I get errors and can progressively remove the JC1 JC2 and JC3 lines to make the errors go away.

What am I doing wrong?

----------

## xgregx

You should only have to edit the /etc/apache2/commonapache.conf or apache.conf.  I never had to edit the file you mentioned.

----------

## Mord

GRRR I had the same problem, and after working on it for over an hour, launched my site in Internet Explorer and noticed that it worked just fine.  Cleared the cache in Firefox and problem went away.....

----------

## Featherfoot

Hmm....

Same thing happened here. Hurrah!

----------

## misc

Mord, thankyou for that! I only wasted half an hour until I came across this post and tried on another browser and it worked fine!

----------

## stoker

so, what, is this an error on the client side or the server side?  my guess is that, based on what Mord et al are now saying, is that it's a client-side issue.  sooo.... WTF?  there's still an issue here, soo ... is ... this ... resolved?

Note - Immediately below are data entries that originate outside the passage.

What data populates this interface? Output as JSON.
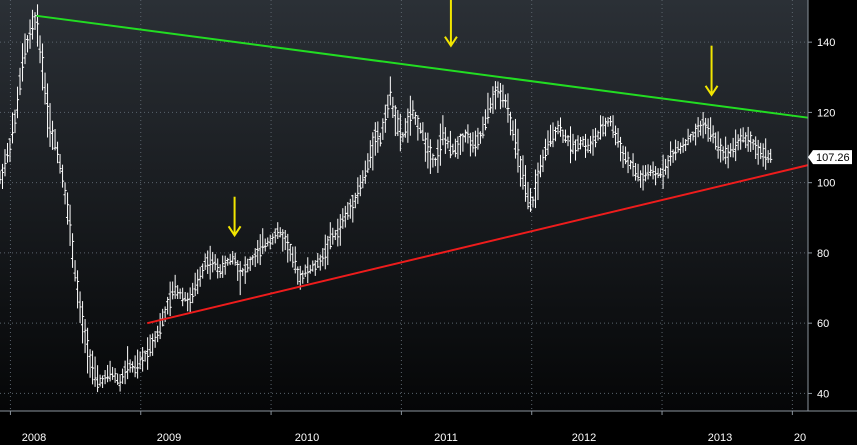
{
  "chart_data": {
    "type": "line",
    "style": "ohlc-bars",
    "title": "",
    "xlabel": "",
    "ylabel": "",
    "x_ticks": [
      "2008",
      "2009",
      "2010",
      "2011",
      "2012",
      "2013",
      "20"
    ],
    "y_ticks": [
      40,
      60,
      80,
      100,
      120,
      140
    ],
    "ylim": [
      35,
      152
    ],
    "xlim": [
      2007.92,
      2014.12
    ],
    "grid": true,
    "last_value": "107.26",
    "colors": {
      "background_top": "#2b3036",
      "background_bottom": "#050607",
      "grid": "#5a636c",
      "price": "#ffffff",
      "resistance": "#22dd22",
      "support": "#ee1c1c",
      "arrows": "#f2e600"
    },
    "series": [
      {
        "style": "ohlc",
        "points": [
          [
            2007.92,
            101
          ],
          [
            2007.98,
            108
          ],
          [
            2008.04,
            118
          ],
          [
            2008.09,
            133
          ],
          [
            2008.13,
            140
          ],
          [
            2008.17,
            145
          ],
          [
            2008.2,
            147
          ],
          [
            2008.23,
            138
          ],
          [
            2008.27,
            126
          ],
          [
            2008.31,
            115
          ],
          [
            2008.37,
            108
          ],
          [
            2008.42,
            98
          ],
          [
            2008.48,
            80
          ],
          [
            2008.54,
            62
          ],
          [
            2008.6,
            52
          ],
          [
            2008.66,
            43
          ],
          [
            2008.72,
            44
          ],
          [
            2008.78,
            46
          ],
          [
            2008.84,
            43
          ],
          [
            2008.9,
            48
          ],
          [
            2008.96,
            47
          ],
          [
            2009.02,
            50
          ],
          [
            2009.08,
            54
          ],
          [
            2009.14,
            58
          ],
          [
            2009.2,
            64
          ],
          [
            2009.26,
            70
          ],
          [
            2009.32,
            68
          ],
          [
            2009.38,
            66
          ],
          [
            2009.44,
            72
          ],
          [
            2009.5,
            78
          ],
          [
            2009.56,
            77
          ],
          [
            2009.62,
            75
          ],
          [
            2009.68,
            78
          ],
          [
            2009.72,
            79
          ],
          [
            2009.76,
            74
          ],
          [
            2009.82,
            76
          ],
          [
            2009.88,
            79
          ],
          [
            2009.94,
            82
          ],
          [
            2010.0,
            84
          ],
          [
            2010.06,
            86
          ],
          [
            2010.12,
            83
          ],
          [
            2010.18,
            77
          ],
          [
            2010.22,
            73
          ],
          [
            2010.28,
            75
          ],
          [
            2010.34,
            76
          ],
          [
            2010.4,
            79
          ],
          [
            2010.46,
            84
          ],
          [
            2010.52,
            86
          ],
          [
            2010.56,
            90
          ],
          [
            2010.6,
            92
          ],
          [
            2010.66,
            97
          ],
          [
            2010.72,
            102
          ],
          [
            2010.76,
            107
          ],
          [
            2010.8,
            114
          ],
          [
            2010.84,
            112
          ],
          [
            2010.88,
            120
          ],
          [
            2010.92,
            125
          ],
          [
            2010.96,
            118
          ],
          [
            2011.0,
            112
          ],
          [
            2011.04,
            116
          ],
          [
            2011.08,
            120
          ],
          [
            2011.14,
            116
          ],
          [
            2011.2,
            110
          ],
          [
            2011.26,
            106
          ],
          [
            2011.32,
            114
          ],
          [
            2011.38,
            109
          ],
          [
            2011.44,
            111
          ],
          [
            2011.5,
            114
          ],
          [
            2011.56,
            110
          ],
          [
            2011.62,
            114
          ],
          [
            2011.68,
            122
          ],
          [
            2011.74,
            126
          ],
          [
            2011.8,
            124
          ],
          [
            2011.86,
            114
          ],
          [
            2011.92,
            104
          ],
          [
            2011.96,
            96
          ],
          [
            2012.0,
            93
          ],
          [
            2012.04,
            100
          ],
          [
            2012.08,
            106
          ],
          [
            2012.14,
            112
          ],
          [
            2012.2,
            116
          ],
          [
            2012.26,
            113
          ],
          [
            2012.32,
            110
          ],
          [
            2012.38,
            112
          ],
          [
            2012.44,
            110
          ],
          [
            2012.5,
            113
          ],
          [
            2012.56,
            116
          ],
          [
            2012.6,
            118
          ],
          [
            2012.66,
            112
          ],
          [
            2012.72,
            107
          ],
          [
            2012.78,
            104
          ],
          [
            2012.84,
            101
          ],
          [
            2012.9,
            103
          ],
          [
            2012.96,
            102
          ],
          [
            2013.02,
            104
          ],
          [
            2013.08,
            108
          ],
          [
            2013.14,
            110
          ],
          [
            2013.2,
            112
          ],
          [
            2013.26,
            114
          ],
          [
            2013.32,
            117
          ],
          [
            2013.38,
            114
          ],
          [
            2013.44,
            110
          ],
          [
            2013.5,
            108
          ],
          [
            2013.56,
            111
          ],
          [
            2013.62,
            113
          ],
          [
            2013.68,
            112
          ],
          [
            2013.74,
            109
          ],
          [
            2013.8,
            108
          ],
          [
            2013.84,
            107.26
          ]
        ]
      },
      {
        "style": "trendline",
        "points": [
          [
            2008.2,
            147.5
          ],
          [
            2014.12,
            118.5
          ]
        ]
      },
      {
        "style": "trendline",
        "points": [
          [
            2009.05,
            60
          ],
          [
            2014.12,
            105
          ]
        ]
      }
    ],
    "annotations": [
      {
        "type": "arrow",
        "x": 2009.72,
        "y_top": 96,
        "y_tip": 85
      },
      {
        "type": "arrow",
        "x": 2011.38,
        "y_top": 162,
        "y_tip": 139
      },
      {
        "type": "arrow",
        "x": 2013.38,
        "y_top": 139,
        "y_tip": 125
      }
    ]
  }
}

now that you mention it I seem to remember having similar issues a ways back serving PHP from my FreeBSD box.. there was something I did to fix the problem... had something, maybe, to do with clearing the cache and temprary files?  forget, it was a long time ago.

anyway, glad to hear the problem's been reduced to the level of annoyance-only.

----------

## Mondo1287

I had the same problem for the last couple of days, apache wasn't loading libphp4.so at all.  I moved the 70_mod_php.conf from /etc/apache2/conf/modules.d to /etc/apache2/modules.d and Apache did load libphp4.so  If you look in the error log you should see Apache/2.0.54 (Gentoo/Linux) PHP/4.3.11 configured -- resuming normal operations 

Then Apache was segfaulting when any page was acessed with libphp4.so loaded.  I then unmerged mod_php and emerged it again and then it started working.

----------

## chovy

clearing the cache worked for me.

----------

## DaviXX

Hi,

after merging mod_php, a message ask you for launch :

"ebuild [...] config"

this add the necessary lines to apache conf.

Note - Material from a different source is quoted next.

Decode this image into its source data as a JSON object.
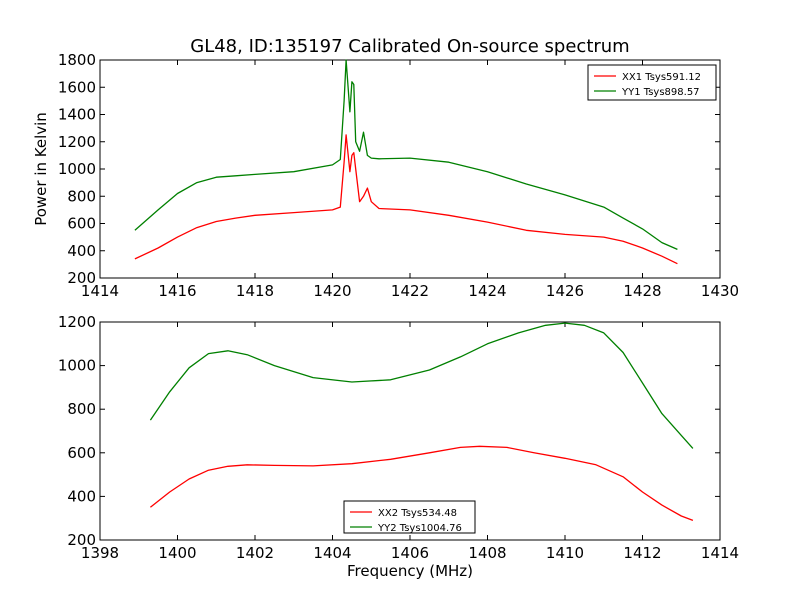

so re-emerge mod_php and be aware of the messages at the end of merge.

----------

## chovy

I just emerged php-4.3.11, apache2, then mod_php-4.3.11.

Only thing I had to do was setup /etc/apache2/httpd.conf (ServerName, basic stuff, etc).

And to get mod_php to work, just add the following to /etc/conf.d/apache2

APACHE2_OPTS="-D SSL -D PHP4"

Then reboot "/etc/init.d/apache2 restart".

Clear cache, restart browser, then test it.

----------